Introduction
Supply chain management (SCM) can be defined as the process of coordinating all activities involved in moving products through various stages of production, distribution, and consumption. The process can be broken down into two parts: supply chain planning and execution. Planning involves determining what products should go where and when so that everything arrives at its destination in good shape. Execution includes making sure that those plans actually happen.
Supply chains are primarily driven by orders and these orders could be small B2C orders (< avg 5–10-line items) or large orders with (>avg 100-line items) having varied quantities and fulfilled from multiple delivery locations leveraging multiple carriers. Order fulfillment can be complex and challenging, especially when dealing with large volumes of goods. For enterprises operating several brands, product assortments, and business lines spanning across departments, businesses tend to offer a single basket view for the entire order to their end customers as a unique value proposition.
However, it is very difficult and complex to make all line items on an order swim and flock together due to known reasons such as inventory, shipping costs, lead times, carrier selection, final shipping address, etc. Even if this can be achieved, it comes with the trade-off w.r.t cost or lead time or precious personnel hours. Order consolidation is one of the most challenging aspects of eCommerce fulfillment. In fact, many companies struggle with this process because it involves so many moving parts. From logistics to pricing, there are lots of factors involved when it comes to consolidating orders. Fortunately, we have some tips for you.

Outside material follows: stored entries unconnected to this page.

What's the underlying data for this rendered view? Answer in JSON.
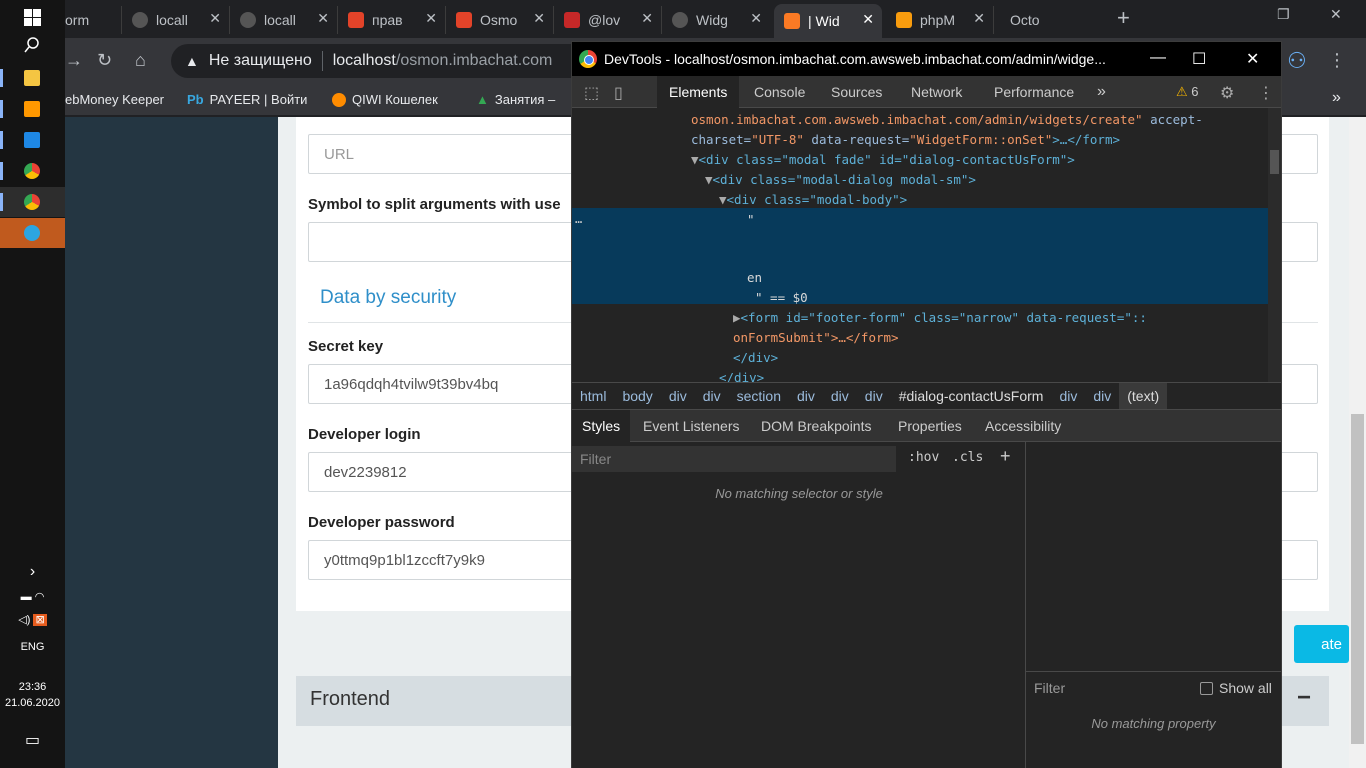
{
  "taskbar": {
    "language": "ENG",
    "time": "23:36",
    "date": "21.06.2020"
  },
  "tabs": [
    {
      "label": "orm"
    },
    {
      "label": "locall"
    },
    {
      "label": "locall"
    },
    {
      "label": "прав"
    },
    {
      "label": "Osmo"
    },
    {
      "label": "@lov"
    },
    {
      "label": "Widg"
    },
    {
      "label": "| Wid"
    },
    {
      "label": "phpM"
    },
    {
      "label": "Octo"
    }
  ],
  "address": {
    "security": "Не защищено",
    "host": "localhost",
    "path": "/osmon.imbachat.com"
  },
  "bookmarks": [
    {
      "label": "ebMoney Keeper"
    },
    {
      "label": "PAYEER | Войти"
    },
    {
      "label": "QIWI Кошелек"
    },
    {
      "label": "Занятия –"
    }
  ],
  "page": {
    "url_placeholder": "URL",
    "split_label": "Symbol to split arguments with use",
    "section_title": "Data by security",
    "secret_key_label": "Secret key",
    "secret_key_value": "1a96qdqh4tvilw9t39bv4bq",
    "dev_login_label": "Developer login",
    "dev_login_value": "dev2239812",
    "dev_password_label": "Developer password",
    "dev_password_value": "y0ttmq9p1bl1zccft7y9k9",
    "create_button": "ate",
    "frontend_title": "Frontend",
    "frontend_toggle": "−"
  },
  "devtools": {
    "title": "DevTools - localhost/osmon.imbachat.com.awsweb.imbachat.com/admin/widge...",
    "tabs": [
      "Elements",
      "Console",
      "Sources",
      "Network",
      "Performance"
    ],
    "more_tabs": "»",
    "warnings": "6",
    "code": {
      "l1": "osmon.imbachat.com.awsweb.imbachat.com/admin/widgets/create\"",
      "l1b": " accept-",
      "l2a": "charset=",
      "l2b": "\"UTF-8\"",
      "l2c": " data-request=",
      "l2d": "\"WidgetForm::onSet\"",
      "l2e": ">…</form>",
      "l3": "<div class=\"modal fade\" id=\"dialog-contactUsForm\">",
      "l4": "<div class=\"modal-dialog modal-sm\">",
      "l5": "<div class=\"modal-body\">",
      "text_quote": "\"",
      "text_en": "en",
      "text_end": "\" == $0",
      "l6": "<form id=\"footer-form\" class=\"narrow\" data-request=\"::",
      "l7": "onFormSubmit\">…</form>",
      "l8": "</div>",
      "l9": "</div>"
    },
    "breadcrumbs": [
      "html",
      "body",
      "div",
      "div",
      "section",
      "div",
      "div",
      "div",
      "#dialog-contactUsForm",
      "div",
      "div",
      "(text)"
    ],
    "subtabs": [
      "Styles",
      "Event Listeners",
      "DOM Breakpoints",
      "Properties",
      "Accessibility"
    ],
    "styles_filter": "Filter",
    "hov": ":hov",
    "cls": ".cls",
    "no_match": "No matching selector or style",
    "computed_filter": "Filter",
    "show_all": "Show all",
    "no_property": "No matching property"
  }
}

The objective of this blog series is to draw out solution views around such diversities on managing single basket journeys from both business and end customer perspectives and accommodate those into the order management systems.
Problem
The operations and solutions elements are challenging to handle diversified single basket journeys due to multiple and varied business scenarios across the supply chain nodes. Although some businesses have only one type of supply chain node, others may have several different types. Multiple factors at various levels within the supply chain can affect the performance of a single basket journey. Few examples of such scenarios:
- SKUs’ (stock keeping units) across product lines of an order need a different set of carrier fleet and lead time discovery
- Fulfilment constraints, such as deliver-together, on a set of lines of an order, regardless of inventory stock on hand or not (such constraints could be explicitly requested by end customers or implicitly enforced by business as part of catalog merchandise selling and fulfillment keeping in cost/end customer experience.)
- Lines on an order belonging to specific merchandise departments with non-overlapping pricing sale/clearance windows
- Single order has one or more payment tenders specific to product lines, promotional offers, and pricing constraints to be honored when part fulfillment occurs due to inventory shortage or delays
- Amendments on individual line items triggering in recalculating the order holistically from a pricing, shipping, promotional, and tendering perspective, potentially impacting the line items which are already allocated, authorized, fulfilled, and invoiced.
Example
- “National Services” is a large omni-channel global retailer of general merchandise such as apparel, electronics, health, and beauty care along with non-general merchandise such as grocery, sports specialty, tire, and auto spare parts.
- The enterprise takes in orders from online as well traditional brick-and-mortar stores.
- Customer Jim adds several items into his cart across product lines and assortments as below.
- Single basket view from a customer perspective–
- Single basket encompasses one single cart/order view and cart total value is $2310.
- Jim pays his cart and submits the order using Credit Card as one single tender.
- Order is created in OMS and the business needs to decompose the above order for validation, orchestration, inventory allocation, fulfillment, and revenue recognition.